[mythtv-users] ATSC tuner advice wanted

Stephen Worthington stephen_agent at jsw.gen.nz
Sun Aug 22 04:06:22 UTC 2021


On Sat, 21 Aug 2021 17:10:22 +0000, you wrote:

>None of the consumer based tuners tend to have
>great RF tuner/demods (at least compared to
>your average TV, which tend to have much better
>RF devices).

The most likely cause of tuners appearing to be worse than TVs is that
most tuners these days come in multiples, or are used in multiples. To
get signal to each of the tuners, the incoming signal needs to be
split, so if you have two tuners in a unit and only one aerial
connection feeding it, each tuner will be getting just less than half
the signal that is coming in on the aerial connection.  So a TV with
one aerial connection feeding one tuner will be getting twice as much
signal as each of the dual tuners.  Splitting a signal four ways is
even worse.  I think that it is probably a myth created by this effect
that makes people say that TV tuners are better.  As far as I know,
manufacturers use the same chipsets in tuners and TVs.
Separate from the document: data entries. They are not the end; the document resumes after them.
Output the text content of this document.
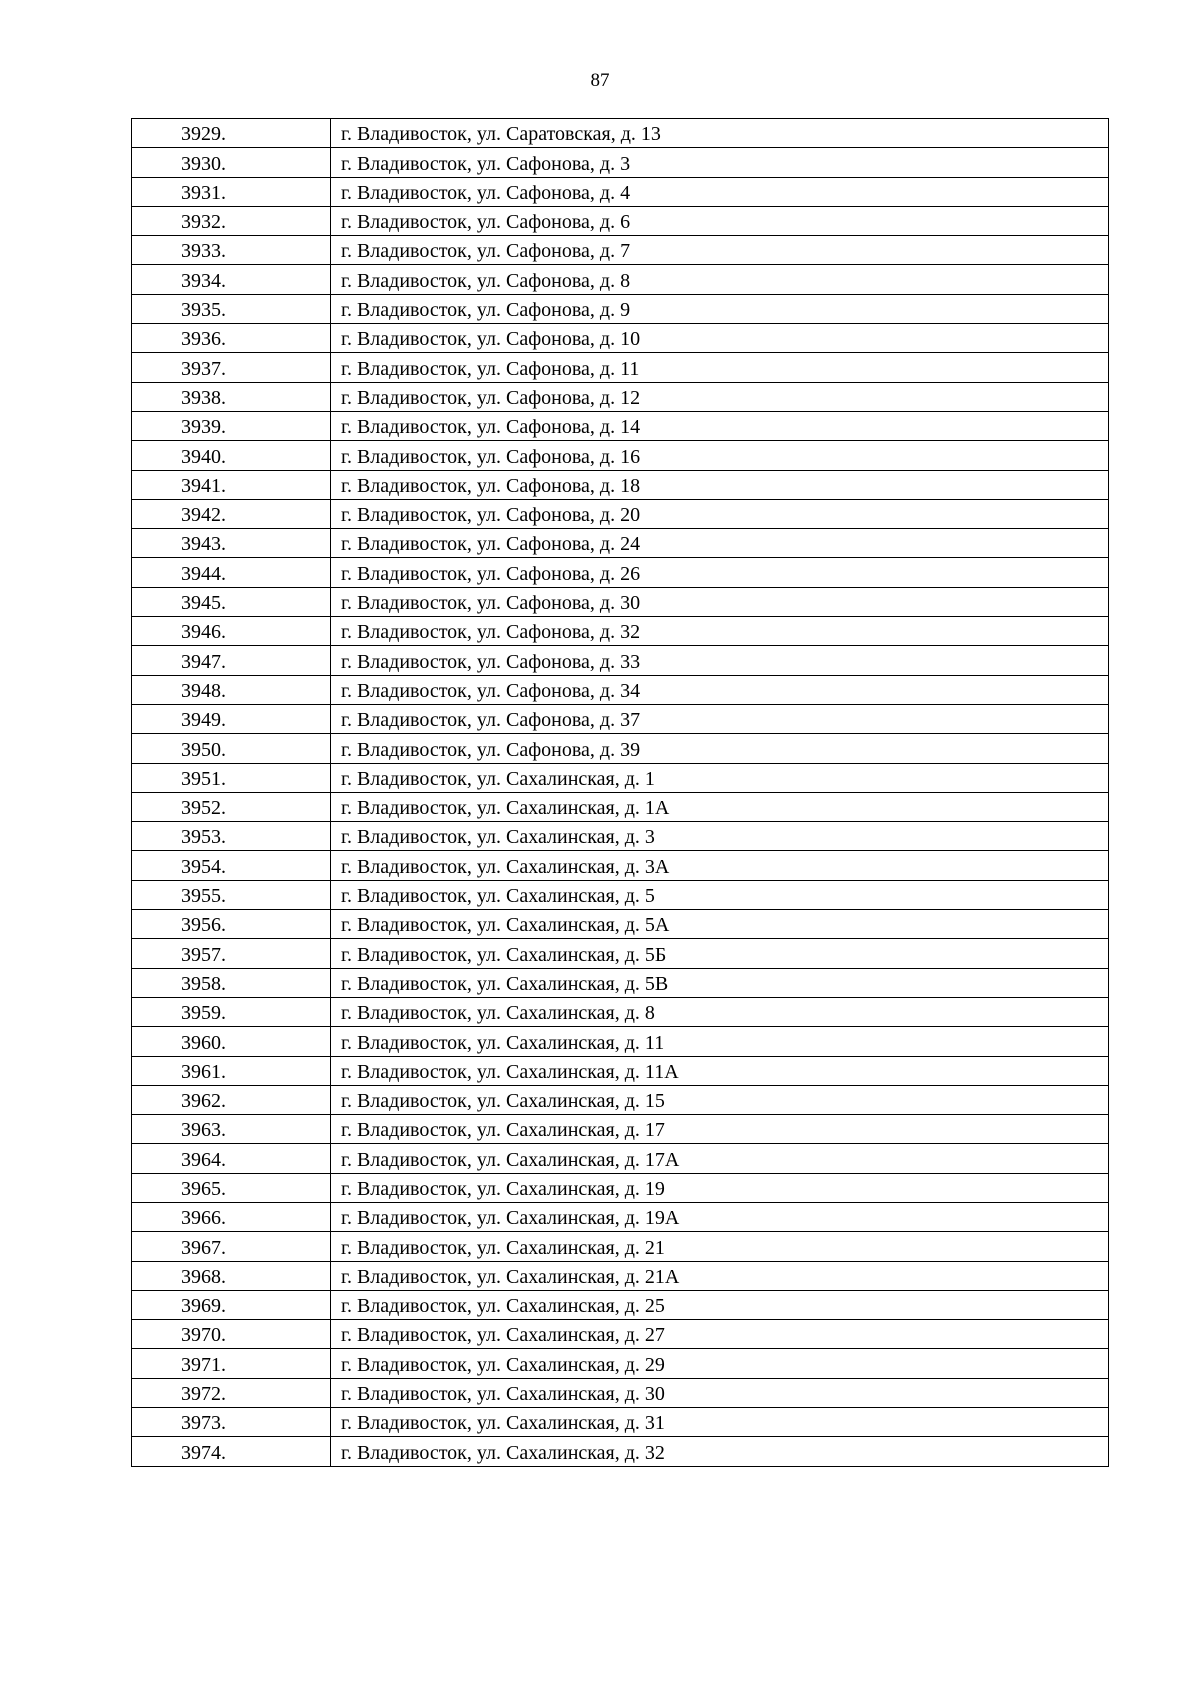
87
3929.	г. Владивосток, ул. Саратовская, д. 13
3930.	г. Владивосток, ул. Сафонова, д. 3
3931.	г. Владивосток, ул. Сафонова, д. 4
3932.	г. Владивосток, ул. Сафонова, д. 6
3933.	г. Владивосток, ул. Сафонова, д. 7
3934.	г. Владивосток, ул. Сафонова, д. 8
3935.	г. Владивосток, ул. Сафонова, д. 9
3936.	г. Владивосток, ул. Сафонова, д. 10
3937.	г. Владивосток, ул. Сафонова, д. 11
3938.	г. Владивосток, ул. Сафонова, д. 12
3939.	г. Владивосток, ул. Сафонова, д. 14
3940.	г. Владивосток, ул. Сафонова, д. 16
3941.	г. Владивосток, ул. Сафонова, д. 18
3942.	г. Владивосток, ул. Сафонова, д. 20
3943.	г. Владивосток, ул. Сафонова, д. 24
3944.	г. Владивосток, ул. Сафонова, д. 26
3945.	г. Владивосток, ул. Сафонова, д. 30
3946.	г. Владивосток, ул. Сафонова, д. 32
3947.	г. Владивосток, ул. Сафонова, д. 33
3948.	г. Владивосток, ул. Сафонова, д. 34
3949.	г. Владивосток, ул. Сафонова, д. 37
3950.	г. Владивосток, ул. Сафонова, д. 39
3951.	г. Владивосток, ул. Сахалинская, д. 1
3952.	г. Владивосток, ул. Сахалинская, д. 1А
3953.	г. Владивосток, ул. Сахалинская, д. 3
3954.	г. Владивосток, ул. Сахалинская, д. 3А
3955.	г. Владивосток, ул. Сахалинская, д. 5
3956.	г. Владивосток, ул. Сахалинская, д. 5А
3957.	г. Владивосток, ул. Сахалинская, д. 5Б
3958.	г. Владивосток, ул. Сахалинская, д. 5В
3959.	г. Владивосток, ул. Сахалинская, д. 8
3960.	г. Владивосток, ул. Сахалинская, д. 11
3961.	г. Владивосток, ул. Сахалинская, д. 11А
3962.	г. Владивосток, ул. Сахалинская, д. 15
3963.	г. Владивосток, ул. Сахалинская, д. 17
3964.	г. Владивосток, ул. Сахалинская, д. 17А
3965.	г. Владивосток, ул. Сахалинская, д. 19
3966.	г. Владивосток, ул. Сахалинская, д. 19А
3967.	г. Владивосток, ул. Сахалинская, д. 21
3968.	г. Владивосток, ул. Сахалинская, д. 21А
3969.	г. Владивосток, ул. Сахалинская, д. 25
3970.	г. Владивосток, ул. Сахалинская, д. 27
3971.	г. Владивосток, ул. Сахалинская, д. 29
3972.	г. Владивосток, ул. Сахалинская, д. 30
3973.	г. Владивосток, ул. Сахалинская, д. 31
3974.	г. Владивосток, ул. Сахалинская, д. 32
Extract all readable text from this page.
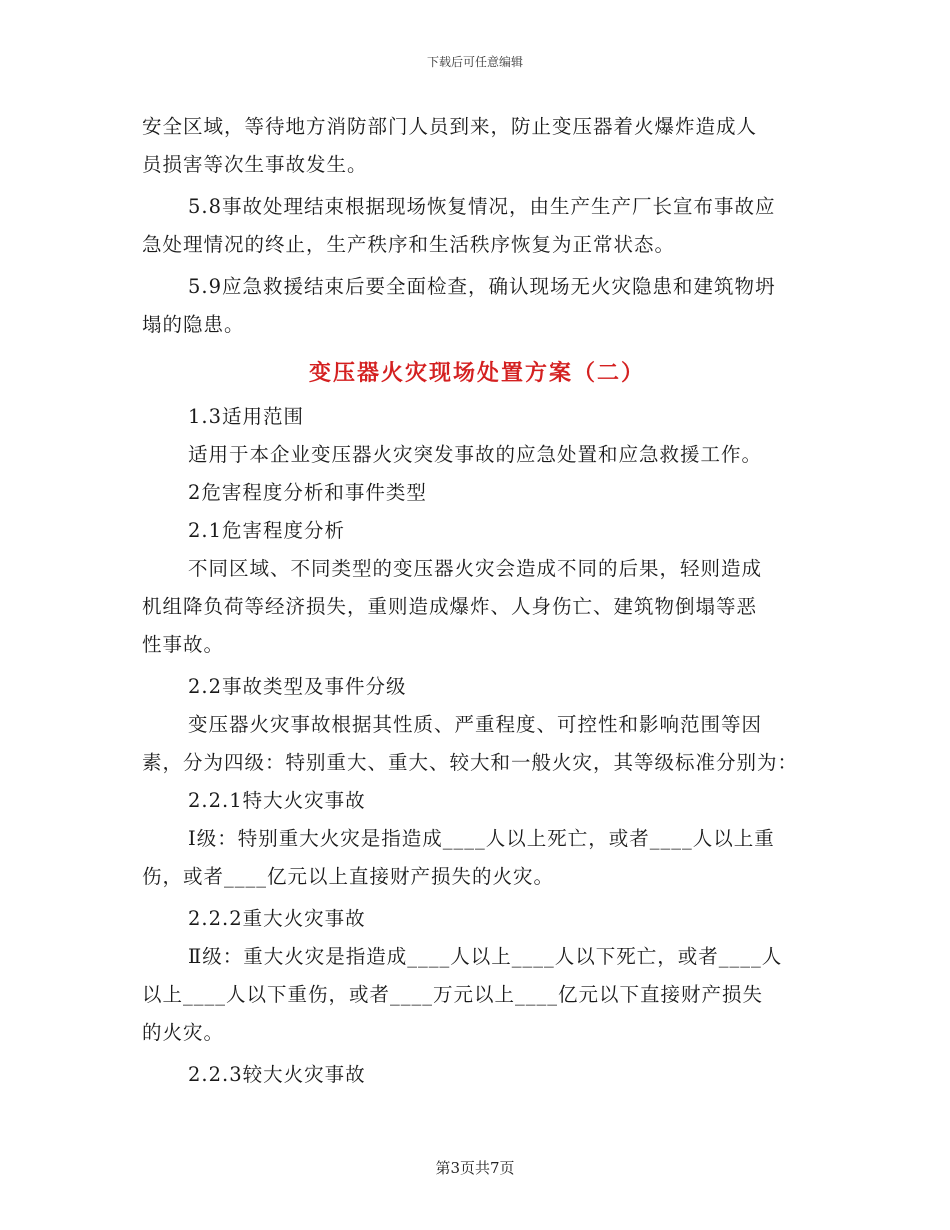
下载后可任意编辑
安全区域，等待地方消防部门人员到来，防止变压器着火爆炸造成人
员损害等次生事故发生。
5.8事故处理结束根据现场恢复情况，由生产生产厂长宣布事故应
急处理情况的终止，生产秩序和生活秩序恢复为正常状态。
5.9应急救援结束后要全面检查，确认现场无火灾隐患和建筑物坍
塌的隐患。
变压器火灾现场处置方案（二）
1.3适用范围
适用于本企业变压器火灾突发事故的应急处置和应急救援工作。
2危害程度分析和事件类型
2.1危害程度分析
不同区域、不同类型的变压器火灾会造成不同的后果，轻则造成
机组降负荷等经济损失，重则造成爆炸、人身伤亡、建筑物倒塌等恶
性事故。
2.2事故类型及事件分级
变压器火灾事故根据其性质、严重程度、可控性和影响范围等因
素，分为四级：特别重大、重大、较大和一般火灾，其等级标准分别为：
2.2.1特大火灾事故
Ⅰ级：特别重大火灾是指造成____人以上死亡，或者____人以上重
伤，或者____亿元以上直接财产损失的火灾。
2.2.2重大火灾事故
Ⅱ级：重大火灾是指造成____人以上____人以下死亡，或者____人
以上____人以下重伤，或者____万元以上____亿元以下直接财产损失
的火灾。
2.2.3较大火灾事故
第3页共7页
Fortunately, a number of the latest tuners seem to have a decent fix
for this problem.  Instead of just using passive splitters, they have
an amplifier/splitter, so each tuner gets fed a signal that is the
same level as the incoming signal.  There will be a slight decrease in
signal quality from passing through the amplifier/splitter, but
because the chips doing this seem to use quality low noise processing,
the degradation is minimal.  This is what my TBS-6909 (8 x DVB-S2) and
TBS-6209 (8 x DVB-T2/DVB-C) PCIe cards do, and the result is
excellent.  I hope that the latest ATSC devices will be using this
technology too.

So when choosing a multi-tuner unit now, you need to be looking for
one that uses a builtin amplifier/splitter.  But it is quite difficult
to tell from the advertising which ones do and which ones do not. Ones
with four or more tuners seem to be likely to be working this way, and
the more modern design the better as the chipsets that have the
amplifier/splitter are relatively new (maybe five years old?).

With manufacturers who do answer questions (SiliconDust?), I would ask
them and see what they say.

If you have multituner devices that do not have an amplifier/splitter
builtin, you will likely need to use your own low noise external
amplifier, and preferably one that has adjustable levels.  These are
typically not the units you can buy retail.  Retail units often use
low quality (higher noise) amplifiers and offer no controls at all.